Pedro Cezar - Foi um acidente mesmo da vida. O João tinha 50 anos de idade, era trabalhador, ocupado, bon vivant. Era um sujeito muito cativante. Fazendeiro, como o Manoel, e era o cara que viabilizava esse ócio que permite ao Manoel escrever. Tinha interesse pela obra do pai, tinha sensibilidade. Tanto que muitas frases dele entraram na obra do Manoel. Quando criança, quem falava coisas do tipo "vou puxar o vento pelo rabo" era ele. O Manoel dava o tratamento dele, mas em estado bruto foi o João quem falou muita coisa que o Manoel publicou até no livro "Poeminhas pescados numa fala de João".
Ele pilotava um aviãozinho. No dia do acidente, levava um possível comprador para um pedaço da fazenda. Apareceu um bezerro, ele arremeteu. Quando voltou, o bezerro entrou de novo na pista de pouso, aí não teve jeito. Foi uma comoção. Era tão idolatrado quanto o pai. E o Manoel teve que lidar com esse filme tendo acontecido isso, ele e a mulher totalmente destruídos.
UOL Cinema - Quem é aquele personagem que cria os objetos malucos, os "desobjetos"?
Pedro Cezar - Aquele cara é um ator. E as coisas que ele está mostrando foram feitas pelo Marimba, que é um artista plástico que mora no Rio e adora a obra do Manoel. Os "desobjetos" foram uma encomenda nossa. Aí apareceram o esticador de horizontes, o alicate cremoso, o aparelho de ser inútil...As explicações dele eu gravei e serviram de orientação para o ator, Paulo Giannini. Que foi, aliás, o último que chegou a um teste de elenco. Só depois eu descobri que ele tinha feito um monólogo sobre o Manoel, chamado "O Homem de Barros", e excursionado o Brasil inteiro.
UOL Cinema - Você mesmo admite que documentários sobre poesia tem má imagem junto ao público. Por que?

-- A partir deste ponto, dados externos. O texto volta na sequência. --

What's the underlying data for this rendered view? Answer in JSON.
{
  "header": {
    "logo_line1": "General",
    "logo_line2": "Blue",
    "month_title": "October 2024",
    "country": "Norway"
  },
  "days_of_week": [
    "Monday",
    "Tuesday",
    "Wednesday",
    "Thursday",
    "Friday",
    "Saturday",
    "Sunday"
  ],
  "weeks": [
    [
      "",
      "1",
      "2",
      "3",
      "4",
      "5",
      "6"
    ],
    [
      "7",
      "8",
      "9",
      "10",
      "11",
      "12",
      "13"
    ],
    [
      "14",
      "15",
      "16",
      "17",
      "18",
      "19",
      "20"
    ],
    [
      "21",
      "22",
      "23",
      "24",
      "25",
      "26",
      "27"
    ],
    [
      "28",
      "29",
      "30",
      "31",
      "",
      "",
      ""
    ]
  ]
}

Pedro Cezar - Geralmente, o pessoal joga filme de poesia tudo no mesmo saco. Falou "documentário sobre poesia", espantou o contribuinte. Primeiro, porque é documentário, palavra que significa: "eu vou estudar". Qual é antônimo de entretenimento? Documentário. (ri) Aí vem outra coisa. Sinônimo de chatice? Poesia. Documentário poético, então, seria o estudo sobre uma coisa chata. Daí a dificuldade de mandar alguém que não seja mais uma das que santificam o Manoel de Barros para assistir ao filme. O que me anima é a reação das pessoas que tem visto o filme nos festivais em que ele passou. Elas até saem do filme e vão comprar os livros, como contaram para a gente no debate em Paulínia.